Uno sguardo attento e particolare al fenomeno è quello offerto dal regista Antonello Grimaldi: «Non ho ancora visto la serie, ma ritengo Zerocalcaresia una delle menti più lucide sulla scena attuale. Riesce a divertire e al contempo parla di cose fondamentali. Non mi riferisco tanto alle cose politiche ma a quelle personali, intime, le cose dell’anima». Il regista di “Caos calmo”, “Distretto di polizia” e “Delitto impossibile” stima molto Zerocalcare: «Un ragazzo intelligente che fa parte con Mastrandrea, e altri di un gruppetto che sta cercando di fare cose intelligenti. Non capisco invece la polemica sul romano, soprattutto stavolta che viene utilizzato per dare esattamente la rappresentazione di quel che l’autore vive. Elitarismo? Mi pare veramente eccessivo».

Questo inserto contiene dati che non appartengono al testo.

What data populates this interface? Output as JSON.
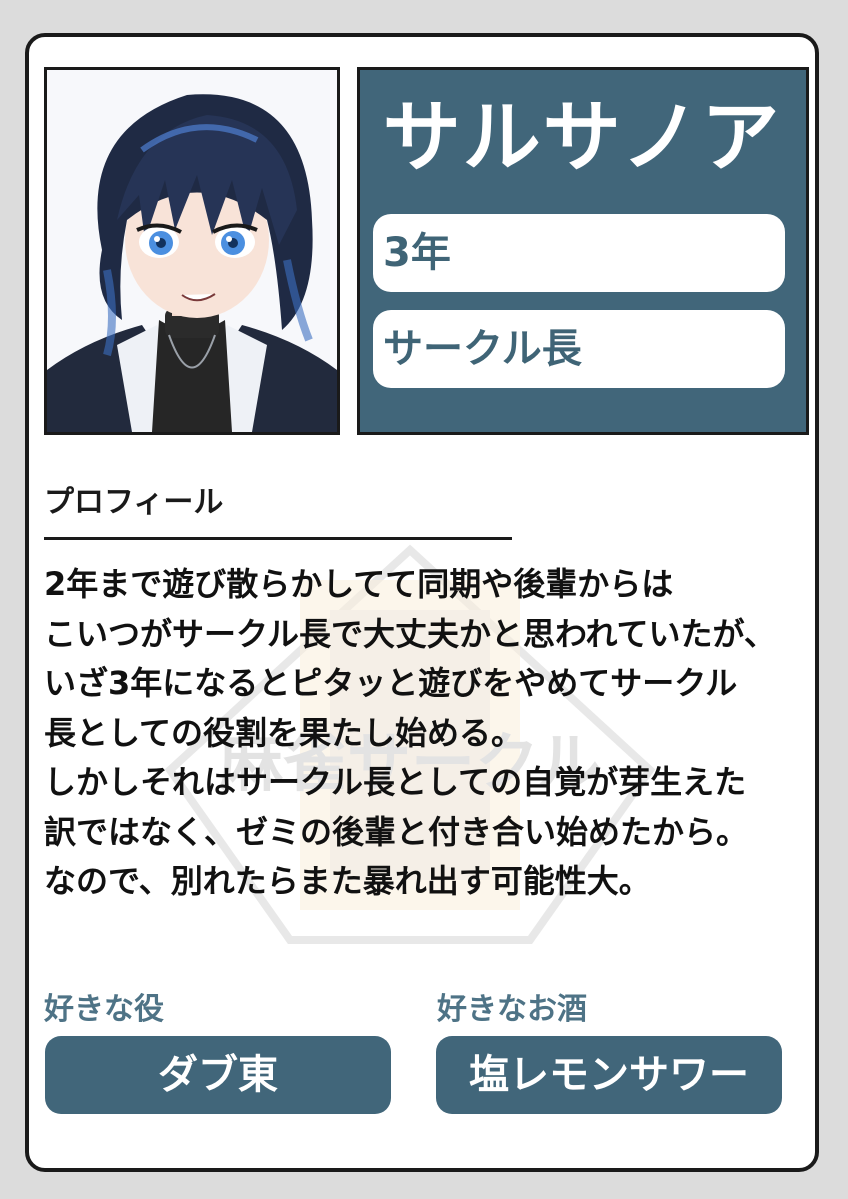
{
  "character": {
    "name": "サルサノア",
    "year": "3年",
    "position": "サークル長"
  },
  "profile": {
    "heading": "プロフィール",
    "lines": [
      "2年まで遊び散らかしてて同期や後輩からは",
      "こいつがサークル長で大丈夫かと思われていたが、",
      "いざ3年になるとピタッと遊びをやめてサークル",
      "長としての役割を果たし始める。",
      "しかしそれはサークル長としての自覚が芽生えた",
      "訳ではなく、ゼミの後輩と付き合い始めたから。",
      "なので、別れたらまた暴れ出す可能性大。"
    ]
  },
  "favorites": {
    "role_label": "好きな役",
    "role_value": "ダブ東",
    "drink_label": "好きなお酒",
    "drink_value": "塩レモンサワー"
  },
  "watermark_text": "麻雀サークル",
  "colors": {
    "panel": "#41667a",
    "label": "#4e7386",
    "border": "#1a1a1a",
    "background": "#dcdcdc"
  }
}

Ha pubblicato da poco il suo primo libro, “Isla bonita” il giornalista e scrittore cagliaritano Nicola Muscas, osservatore attento del panorama culturale sardo e d’oltre Tirreno, convinto che Zerocalcare sia riuscito «a raccontare molto bene una generazione, quella dei trenta/trentacinquenni di oggi, con il loro senso di inadeguatezza alla vita adulta o più che altro alle aspettative che la società in loro ripone». «Il passaggio dal fumetto alla serie – aggiunge Muscas – è del tutto azzeccato, mantiene la sua cifra dal sapore agrodolce, quella malinconia degli irrisolti in cui in tanti ci identifichiamo. Si muove nel suo, nel recinto di Rebibbia, creando un corto circuito pieno di ironia tra cultura pop anni Novanta e militanza dura e pura. In poche parole il suo marchio di fabbrica. Spiace solo per la trama, che attinge tanto da “La profezia dell’armadillo”. Sono passati 10 anni, sarebbe bello vedere come l’Armadillo, e il suo autore, si apprestano a diventare quarantenni».